More About Medical Negligence

It all comes down to trying to establish whether the action taken, or not taken, was reasonable in all the circumstances. Some cases will be more straightforward then others - administering the wrong medication, or giving too much or too little medication, are fairly straightforward cases in which medical negligence is likely to be easily established.

However medicine is a complex area, where opinions often differ, and therefore there may be scope for argument on both sides in many cases. For this reason it is essential that parties who decide that they do wish to pursue a claim for medical negligence use a solicitor who is experienced in this type of case. They will be used to the complexities of the issues involved, the terminology, the procedures and will have the relevant medical and legal knowledge and contacts to ensure the case is thoroughly investigated and pursued.

Most medical negligence claims need time for proper investigation and opinions from other medical and legal experts, but if you believe you have a possible claim then you should contact a solicitor without delay. If a death has resulted then the solicitor will probably need to attend the inquest.

The initial investigation

Medical Negligence is sometimes easy to identify but often it is not. In those cases, your solicitor will need to undertake an initial investigation into the claim before he or she can advise you whether or not you have a good case.

1. Your Statement

Your solicitor will initially need to speak to you in order to obtain your instructions on what has happened. He or she will then prepare a statement (a written version) setting out your recollections and thoughts on what has happened to you. In many medical negligence claims this can be a lengthy document .

2. Medical Records

Your solicitor will then need to obtain copies of your medical records. Often your GP’s records are required. Where you have had treatment at a hospital these will also need to be obtained.

3. Medical Report

Your solicitor will need to obtain a report from a specialist medical practitioner on the standard of care given and whether or not that standard of care fell short of that which is considered to be reasonable in this country. Secondly your solicitor will need to obtain evidence as to whether or not that medical negligence caused or contributed to your injury or loss.

Sometimes it may be necessary for reports to be obtained from more than one expert.

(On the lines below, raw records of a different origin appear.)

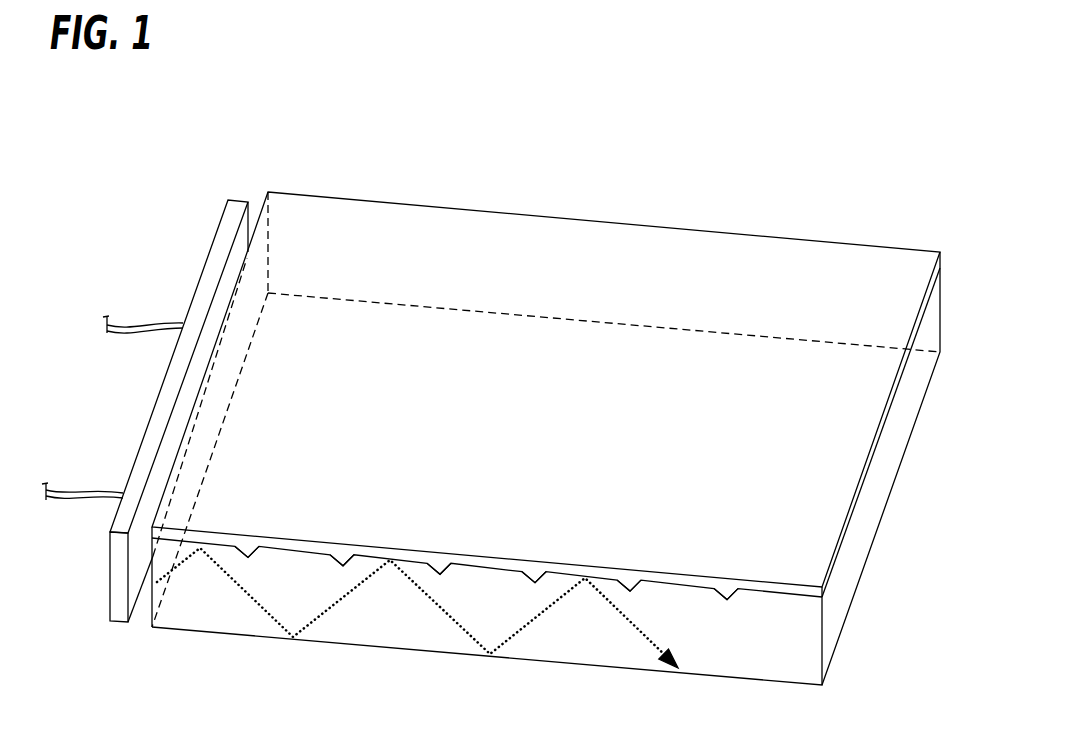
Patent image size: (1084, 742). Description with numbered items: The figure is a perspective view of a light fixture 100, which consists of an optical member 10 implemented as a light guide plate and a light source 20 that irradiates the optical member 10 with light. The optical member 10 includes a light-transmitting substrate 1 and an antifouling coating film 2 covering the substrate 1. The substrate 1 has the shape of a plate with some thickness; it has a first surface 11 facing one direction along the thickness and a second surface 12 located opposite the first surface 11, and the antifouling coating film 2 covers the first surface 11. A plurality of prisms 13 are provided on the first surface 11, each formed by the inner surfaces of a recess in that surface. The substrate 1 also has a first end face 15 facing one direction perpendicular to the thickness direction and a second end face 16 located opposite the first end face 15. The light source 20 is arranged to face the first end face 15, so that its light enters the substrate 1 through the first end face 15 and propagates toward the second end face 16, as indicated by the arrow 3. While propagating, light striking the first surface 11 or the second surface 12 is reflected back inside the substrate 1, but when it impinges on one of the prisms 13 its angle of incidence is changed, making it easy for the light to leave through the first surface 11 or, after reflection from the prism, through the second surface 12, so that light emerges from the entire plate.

The light fixture 100 is at (403, 119).
The optical member 10 is at (358, 197).
The substrate 1 is at (905, 450).
The antifouling coating film 2 is at (797, 270).
The arrow indicating light propagation 3 is at (552, 605).
The first surface 11 is at (775, 593).
The second surface 12 is at (740, 677).
The prisms 13 is at (248, 557).
The first end face 15 is at (148, 600).
The second end face 16 is at (867, 518).
The light source 20 is at (243, 197).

Although it is difficult to be exact about how long the investigation will take, it is likely to be in the region of six/twelve months. The reason for this is that most medical experts have long waiting lists and are not therefore able to produce their reports until some months after receiving instructions in a case.

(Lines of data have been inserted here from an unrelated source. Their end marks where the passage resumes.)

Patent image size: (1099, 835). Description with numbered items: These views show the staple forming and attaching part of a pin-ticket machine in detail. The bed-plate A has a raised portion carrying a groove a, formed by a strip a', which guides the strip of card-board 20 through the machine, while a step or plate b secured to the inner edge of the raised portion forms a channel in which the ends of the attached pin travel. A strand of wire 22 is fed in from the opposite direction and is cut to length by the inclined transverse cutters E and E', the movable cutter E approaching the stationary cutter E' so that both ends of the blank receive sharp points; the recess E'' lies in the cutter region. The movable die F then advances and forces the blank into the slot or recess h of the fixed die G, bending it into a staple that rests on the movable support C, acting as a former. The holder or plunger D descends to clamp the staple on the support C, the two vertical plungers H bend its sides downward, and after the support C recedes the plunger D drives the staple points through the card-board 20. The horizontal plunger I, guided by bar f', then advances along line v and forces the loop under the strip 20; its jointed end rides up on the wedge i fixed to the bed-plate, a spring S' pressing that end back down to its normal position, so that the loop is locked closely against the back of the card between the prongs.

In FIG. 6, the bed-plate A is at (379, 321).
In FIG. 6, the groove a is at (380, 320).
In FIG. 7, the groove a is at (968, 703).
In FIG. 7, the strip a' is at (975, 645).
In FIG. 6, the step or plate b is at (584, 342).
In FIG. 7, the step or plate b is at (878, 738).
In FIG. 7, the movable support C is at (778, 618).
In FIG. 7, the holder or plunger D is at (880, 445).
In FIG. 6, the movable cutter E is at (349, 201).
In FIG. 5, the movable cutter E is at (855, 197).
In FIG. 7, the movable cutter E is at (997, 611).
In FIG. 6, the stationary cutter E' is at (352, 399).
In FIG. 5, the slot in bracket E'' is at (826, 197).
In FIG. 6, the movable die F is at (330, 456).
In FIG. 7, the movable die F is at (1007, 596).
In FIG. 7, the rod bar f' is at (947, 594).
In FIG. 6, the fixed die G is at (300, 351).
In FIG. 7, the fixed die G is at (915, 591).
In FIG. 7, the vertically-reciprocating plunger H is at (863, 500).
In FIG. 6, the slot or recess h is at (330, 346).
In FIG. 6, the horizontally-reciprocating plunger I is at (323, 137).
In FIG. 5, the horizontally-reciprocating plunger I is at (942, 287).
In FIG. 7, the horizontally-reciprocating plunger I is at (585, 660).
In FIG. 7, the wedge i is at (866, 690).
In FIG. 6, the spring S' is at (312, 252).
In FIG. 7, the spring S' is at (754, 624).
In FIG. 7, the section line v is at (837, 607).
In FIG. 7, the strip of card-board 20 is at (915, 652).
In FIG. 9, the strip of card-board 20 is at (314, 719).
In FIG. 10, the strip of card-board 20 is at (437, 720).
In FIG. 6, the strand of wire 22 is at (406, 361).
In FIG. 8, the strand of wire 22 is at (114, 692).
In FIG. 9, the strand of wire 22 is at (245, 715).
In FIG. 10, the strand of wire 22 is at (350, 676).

Once the initial investigations into your claim have been concluded, your solicitor can then advise you as to the strengths and weaknesses of your case. He/she will also then advise you as to what needs to happen next in order to take your case forward.

Usually this will involve contacting the doctor or hospital to advise them of the claim and to see whether or not liability is accepted and settlement likely. In the event that liability is not accepted, your solicitor will advise you as to your further options such as issuing court proceedings.

In most medical negligence claims you have a period of three years from the date of negligent treatment or your knowledge of the negligent treatment, if later, to bring your case to the attention of a court, failing which you lose the right to claim any compensation.

Sometimes the court has a discretion to extend this period but those occasions are limited.

If you are successful in your claim for medical negligence, you will be able to claim not only compensation for any injuries and financial losses, but also your reasonable legal costs.